Cordell is participating in the solar system event at the state competition. He will be tested on his knowledge of the cosmos. While some of his classmates kicked back with video games or slept in during spring break, he studied spacecraft and NASA missions.
"I like to study the universe around us. Right now, things aren't looking too good with how we treat the Earth, so we might need to move to space. Earth is special but if we keep polluting, we're going to need another planet," Cordell says.
Josiah nods from across the table as he and Lee dab glue onto the ends of their dowels.
"The big push right now is getting ready for our build events and then just gradually covering the last of the material," says Lee. He is nervous about all the work the team needs to do between now and the competition, but it is a good kind of nervous—a fun nervousness. The students have come so far already. In the fall, they had never heard of astronomy. Now, they were going to demonstrate their knowledge of it at a statewide competition.
Across the room, Mullen and her co-coach, Cherry Hill teacher Sabrina Elliott, swap stories of their grandchildren as they time the journey of a marble through the complex, winding rollercoaster the students built, trying to get as close as possible to the official target time, while Jazmine and a teammate make small alterations.
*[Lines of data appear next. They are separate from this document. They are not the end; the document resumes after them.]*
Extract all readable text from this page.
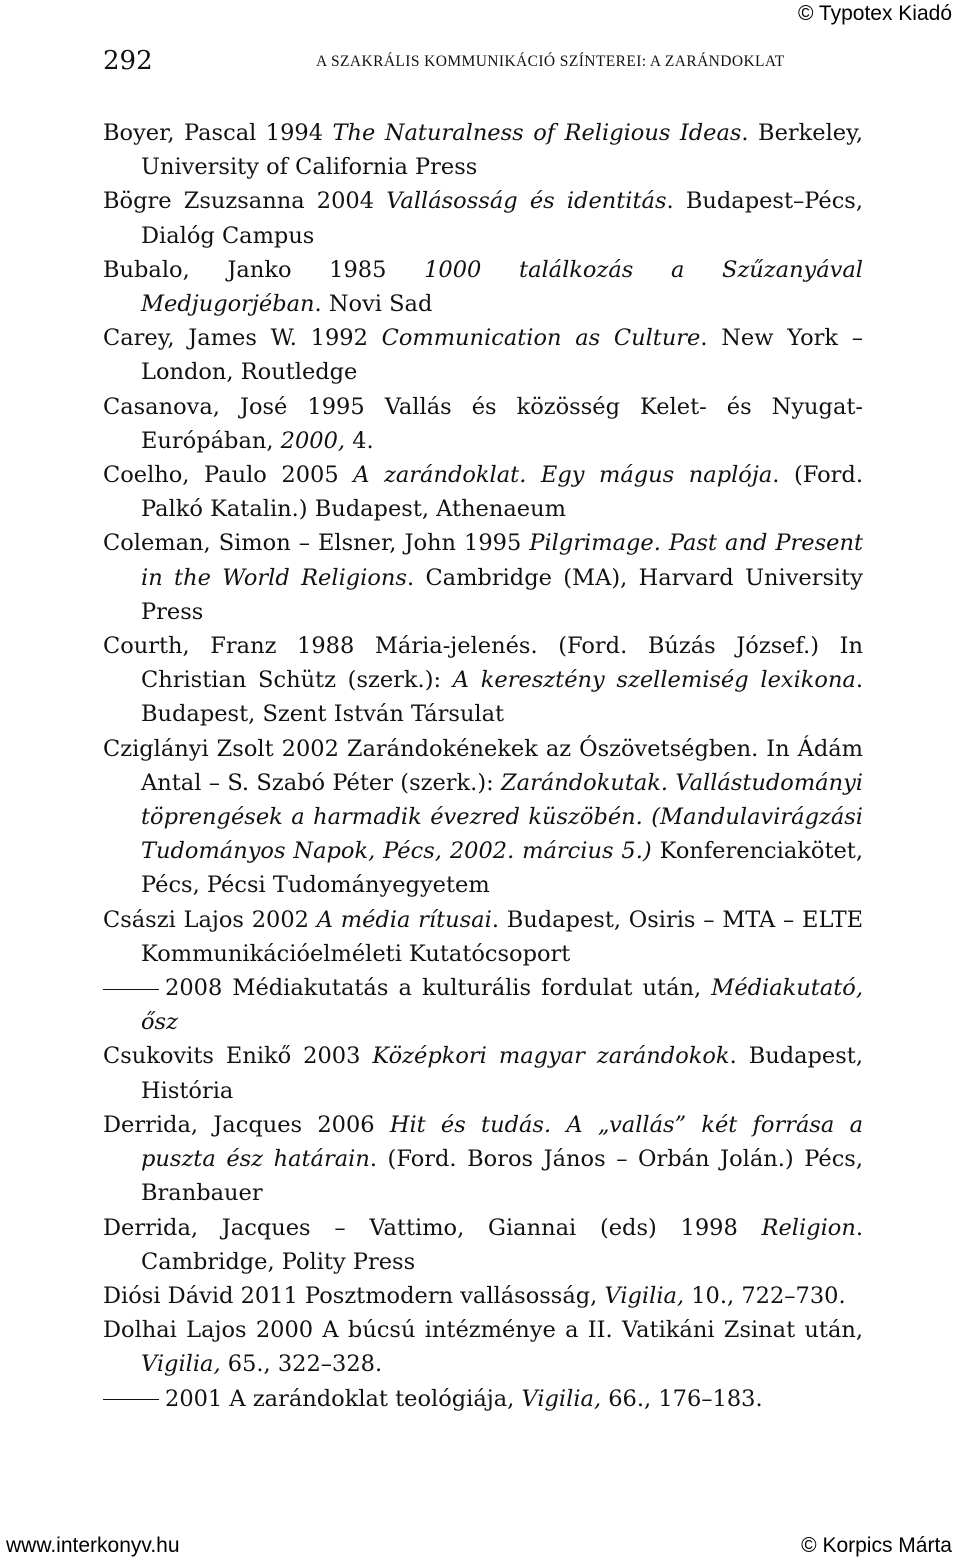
© Typotex Kiadó
292	A SZAKRÁLIS KOMMUNIKÁCIÓ SZÍNTEREI: A ZARÁNDOKLAT
Boyer, Pascal 1994 The Naturalness of Religious Ideas. Berkeley, University of California Press
Bögre Zsuzsanna 2004 Vallásosság és identitás. Budapest–Pécs, Dialóg Campus
Bubalo, Janko 1985 1000 találkozás a Szűzanyával Medjugorjéban. Novi Sad
Carey, James W. 1992 Communication as Culture. New York – London, Routledge
Casanova, José 1995 Vallás és közösség Kelet- és Nyugat-Európában, 2000, 4.
Coelho, Paulo 2005 A zarándoklat. Egy mágus naplója. (Ford. Palkó Katalin.) Budapest, Athenaeum
Coleman, Simon – Elsner, John 1995 Pilgrimage. Past and Present in the World Religions. Cambridge (MA), Harvard University Press
Courth, Franz 1988 Mária-jelenés. (Ford. Búzás József.) In Christian Schütz (szerk.): A keresztény szellemiség lexikona. Budapest, Szent István Társulat
Cziglányi Zsolt 2002 Zarándokénekek az Ószövetségben. In Ádám Antal – S. Szabó Péter (szerk.): Zarándokutak. Vallástudományi töprengések a harmadik évezred küszöbén. (Mandulavirágzási Tudományos Napok, Pécs, 2002. március 5.) Konferenciakötet, Pécs, Pécsi Tudományegyetem
Császi Lajos 2002 A média rítusai. Budapest, Osiris – MTA – ELTE Kommunikációelméleti Kutatócsoport
2008 Médiakutatás a kulturális fordulat után, Médiakutató, ősz
Csukovits Enikő 2003 Középkori magyar zarándokok. Budapest, História
Derrida, Jacques 2006 Hit és tudás. A „vallás” két forrása a puszta ész határain. (Ford. Boros János – Orbán Jolán.) Pécs, Branbauer
Derrida, Jacques – Vattimo, Giannai (eds) 1998 Religion. Cambridge, Polity Press
Diósi Dávid 2011 Posztmodern vallásosság, Vigilia, 10., 722–730.
Dolhai Lajos 2000 A búcsú intézménye a II. Vatikáni Zsinat után, Vigilia, 65., 322–328.
2001 A zarándoklat teológiája, Vigilia, 66., 176–183.
www.interkonyv.hu	© Korpics Márta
The girls are both also interested in chemistry and will be competing at the Olympiad in "Crime Busters," an event that challenges them to perform forensic tests to solve a crime given a scenario, a collection of evidence, and possible suspects.
Team members have diverse interests, from bridge and glider building and the solar system to crime solving, cryptography, and codebreaking to experimental design. Jazmine, a seventh grader, is the team's anatomy and physiology buff. This afternoon, she is preparing to be tested on her understanding of the human respiratory, digestive, and immune systems by reviewing a series of digital flashcards emblazoned with diagrams of internal organs.
Lee, meanwhile, is trying to manage expectations—his and the students'—but also has confidence in these young people, who show up every week and put in the work.
"I don't like to place any bets but hopefully their hard work will pay off," he says.